Pekan Raya IAT 2021: “Melihat Wajah Islam Indonesia melalui Media Sosial Zaman Kiwari”

Kamis (14/10/2021), Pada puncak acara Pekan Raya IAT Tahun 2021, Himpunan Mahasiswa Program Studi Ilmu Al-Quran dan Tafsir (HMPS IAT) menyelenggarakan Webinar Nasional . Webinar ini bertajuk “Melihat Wajah Islam Indonesia melalui Media Sosial Zaman Kiwari”, dilaksanakan secara daring dengan menghadirkan dua narasumber yang cukup terkenal, yaitu Habib Husein Ja’far Al-Haidar, seorang Dai muda, dan Miski Mudin, Sekretaris Prodi IAT UIN Maulana Malik Ibrahim.
Silpia, Ketua HMPS IAT 2021, mengatakan, selain untuk memeriahkan acara Pekan Raya IAT 2021, acara ini juga bertujuan untuk mengedukasi mahasiswa perihal keadaan islam di zaman sekarang, terutama dalam kacamata media sosial. Menurutnya, tema ini adalah tema yang perlu diangkat karena kesesuaiannya dengan kondisi zaman sekarang. Dengan terlaksananya webinar ini, wanita asal Jambi itu berharap, mahasiswa dapat mengerti bagaiamana kondisi islam terkini dan dapat mengambil peran menghadapi realita yang ada.
“supaya mahasiswa tahu, peran kita di zaman kiwari ini bagaimana.” ujarnya.
Sebelum dimulainya pematerian, Miftahurrahman sebagai moderator memberikan gambaran pentingnya tema tersebut. ia berpendapat, saat ini islam berkembang pesat melalui media sosial. oleh karena itu, maka ia menganggap penting untuk melihat kondisi islam Indonesia dalam kacamata media sosial.

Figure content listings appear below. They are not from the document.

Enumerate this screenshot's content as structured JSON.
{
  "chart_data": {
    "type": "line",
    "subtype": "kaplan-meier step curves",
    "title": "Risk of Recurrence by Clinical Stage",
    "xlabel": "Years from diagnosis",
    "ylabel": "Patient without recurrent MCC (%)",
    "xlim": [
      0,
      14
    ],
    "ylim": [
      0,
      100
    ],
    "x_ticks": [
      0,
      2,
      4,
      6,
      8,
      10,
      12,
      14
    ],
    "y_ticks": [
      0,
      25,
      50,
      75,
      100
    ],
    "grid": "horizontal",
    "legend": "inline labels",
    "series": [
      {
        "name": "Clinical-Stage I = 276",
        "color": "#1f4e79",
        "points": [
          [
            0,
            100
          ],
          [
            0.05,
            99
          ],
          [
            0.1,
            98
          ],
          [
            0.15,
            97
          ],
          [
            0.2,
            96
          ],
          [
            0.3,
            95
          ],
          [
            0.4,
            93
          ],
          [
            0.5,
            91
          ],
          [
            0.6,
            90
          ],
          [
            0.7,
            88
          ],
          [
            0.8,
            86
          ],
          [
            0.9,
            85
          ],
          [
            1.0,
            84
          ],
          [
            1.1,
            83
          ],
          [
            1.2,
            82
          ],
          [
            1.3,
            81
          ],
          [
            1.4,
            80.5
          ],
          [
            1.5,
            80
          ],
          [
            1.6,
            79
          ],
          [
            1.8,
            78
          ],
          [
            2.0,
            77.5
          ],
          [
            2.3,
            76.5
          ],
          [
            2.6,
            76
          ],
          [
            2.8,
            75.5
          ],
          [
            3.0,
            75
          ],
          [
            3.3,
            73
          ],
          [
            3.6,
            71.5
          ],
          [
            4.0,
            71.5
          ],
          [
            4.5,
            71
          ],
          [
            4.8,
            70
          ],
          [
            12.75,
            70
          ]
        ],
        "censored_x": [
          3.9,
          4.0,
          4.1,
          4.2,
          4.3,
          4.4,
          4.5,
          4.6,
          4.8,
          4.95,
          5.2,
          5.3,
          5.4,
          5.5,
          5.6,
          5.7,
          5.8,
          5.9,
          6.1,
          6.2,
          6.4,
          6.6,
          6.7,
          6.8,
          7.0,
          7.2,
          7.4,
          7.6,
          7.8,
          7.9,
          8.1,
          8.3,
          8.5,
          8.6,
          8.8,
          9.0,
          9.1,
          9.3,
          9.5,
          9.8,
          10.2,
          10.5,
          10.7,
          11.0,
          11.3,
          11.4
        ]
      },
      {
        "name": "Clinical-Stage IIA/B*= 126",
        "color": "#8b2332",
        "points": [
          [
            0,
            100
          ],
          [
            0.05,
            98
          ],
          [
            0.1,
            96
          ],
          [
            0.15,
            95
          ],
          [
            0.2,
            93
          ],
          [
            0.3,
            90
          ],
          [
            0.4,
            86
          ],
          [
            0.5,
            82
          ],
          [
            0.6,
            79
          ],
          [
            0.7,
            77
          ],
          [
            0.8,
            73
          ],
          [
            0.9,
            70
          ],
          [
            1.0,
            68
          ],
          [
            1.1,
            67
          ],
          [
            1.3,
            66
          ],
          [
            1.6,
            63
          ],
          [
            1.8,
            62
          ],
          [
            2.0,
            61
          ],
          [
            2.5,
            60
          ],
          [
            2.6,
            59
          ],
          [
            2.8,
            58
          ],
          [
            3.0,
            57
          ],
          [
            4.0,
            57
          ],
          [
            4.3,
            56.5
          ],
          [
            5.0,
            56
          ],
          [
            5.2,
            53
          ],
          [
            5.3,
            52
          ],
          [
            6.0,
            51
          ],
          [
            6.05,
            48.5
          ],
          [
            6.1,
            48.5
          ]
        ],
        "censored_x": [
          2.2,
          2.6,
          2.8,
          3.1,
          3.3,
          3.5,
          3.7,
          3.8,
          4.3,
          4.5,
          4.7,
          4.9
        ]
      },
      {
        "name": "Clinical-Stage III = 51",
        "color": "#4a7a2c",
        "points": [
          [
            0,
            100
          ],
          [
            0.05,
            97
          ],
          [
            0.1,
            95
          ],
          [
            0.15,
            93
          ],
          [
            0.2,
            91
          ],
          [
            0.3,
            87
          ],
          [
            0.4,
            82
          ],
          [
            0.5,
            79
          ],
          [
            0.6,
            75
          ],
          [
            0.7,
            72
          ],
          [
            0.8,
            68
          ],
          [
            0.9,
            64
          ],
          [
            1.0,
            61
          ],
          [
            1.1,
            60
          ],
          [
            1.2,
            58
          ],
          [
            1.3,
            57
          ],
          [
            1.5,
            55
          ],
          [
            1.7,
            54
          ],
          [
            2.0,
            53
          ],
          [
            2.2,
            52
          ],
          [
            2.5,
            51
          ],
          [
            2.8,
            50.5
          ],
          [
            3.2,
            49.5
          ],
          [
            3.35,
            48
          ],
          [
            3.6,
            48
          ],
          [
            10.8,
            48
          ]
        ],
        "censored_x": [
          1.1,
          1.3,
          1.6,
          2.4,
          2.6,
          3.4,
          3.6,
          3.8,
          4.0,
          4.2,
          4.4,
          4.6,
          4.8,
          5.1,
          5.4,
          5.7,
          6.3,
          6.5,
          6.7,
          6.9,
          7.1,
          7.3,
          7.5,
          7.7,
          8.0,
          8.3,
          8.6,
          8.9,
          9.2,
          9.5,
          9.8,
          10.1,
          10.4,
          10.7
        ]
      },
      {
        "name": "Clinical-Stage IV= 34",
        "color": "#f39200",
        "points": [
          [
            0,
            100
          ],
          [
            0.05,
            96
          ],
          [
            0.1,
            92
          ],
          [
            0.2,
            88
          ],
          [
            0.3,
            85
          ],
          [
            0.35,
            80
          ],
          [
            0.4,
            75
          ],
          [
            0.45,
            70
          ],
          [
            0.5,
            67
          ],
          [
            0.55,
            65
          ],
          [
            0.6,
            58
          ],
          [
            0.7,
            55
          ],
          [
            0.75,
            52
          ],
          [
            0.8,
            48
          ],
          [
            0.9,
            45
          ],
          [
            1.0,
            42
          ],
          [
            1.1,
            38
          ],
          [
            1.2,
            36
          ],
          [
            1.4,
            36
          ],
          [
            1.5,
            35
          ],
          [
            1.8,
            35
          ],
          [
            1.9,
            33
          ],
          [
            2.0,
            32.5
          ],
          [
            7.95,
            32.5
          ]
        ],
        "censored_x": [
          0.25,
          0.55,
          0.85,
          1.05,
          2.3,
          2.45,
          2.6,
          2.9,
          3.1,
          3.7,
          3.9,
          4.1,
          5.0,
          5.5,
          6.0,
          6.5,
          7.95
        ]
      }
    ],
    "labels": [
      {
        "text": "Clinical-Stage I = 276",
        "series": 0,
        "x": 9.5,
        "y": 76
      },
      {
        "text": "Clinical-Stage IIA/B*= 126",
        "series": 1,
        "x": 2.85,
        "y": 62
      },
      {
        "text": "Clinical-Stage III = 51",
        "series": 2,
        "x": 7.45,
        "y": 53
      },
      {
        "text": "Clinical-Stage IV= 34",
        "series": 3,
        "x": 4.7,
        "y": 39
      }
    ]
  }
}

“baik dari anak kecil atau sampai nenek-nenek dan kakek-kakek semua memegang media sosial. dan itu sangat memepengaruhi pemahaman keagamaan kita. makanya penting untuk melihat bagaiamna islam di Indonesia, khususnya di sosial media” tuturnya
Pematerian kemudian dimulai setelah moderator membacakan CV pemateri. Miski ditunjuk oleh moderator untuk menjadi pemateri pertama yang memaparkan tema. Sekretaris Prodi IAT UIN Malang itu mengatakan, untuk melihat wajah islam di media sosial, seseorang bisa jadi mampu untuk melihatnya, mungkin untuk melihatnya, atau bahkan tidak mungkin bisa melihatnya. Seseorang bisa dikatakan mampu melihat islam dalam bingkai tersebut, apabila dia dibatasi dengan batas-batas tertentu, islam yang seperti apa, media sosial yang mana, dan bagaimana cara memandangnya. Pasalnya, islam dalam media sosial merupakan suatu yang komplek dan universal. Oleh karena itu, bisa dikatakan mustahil untuk melihat seluruh islam dalam seluruh media sosial yang ada.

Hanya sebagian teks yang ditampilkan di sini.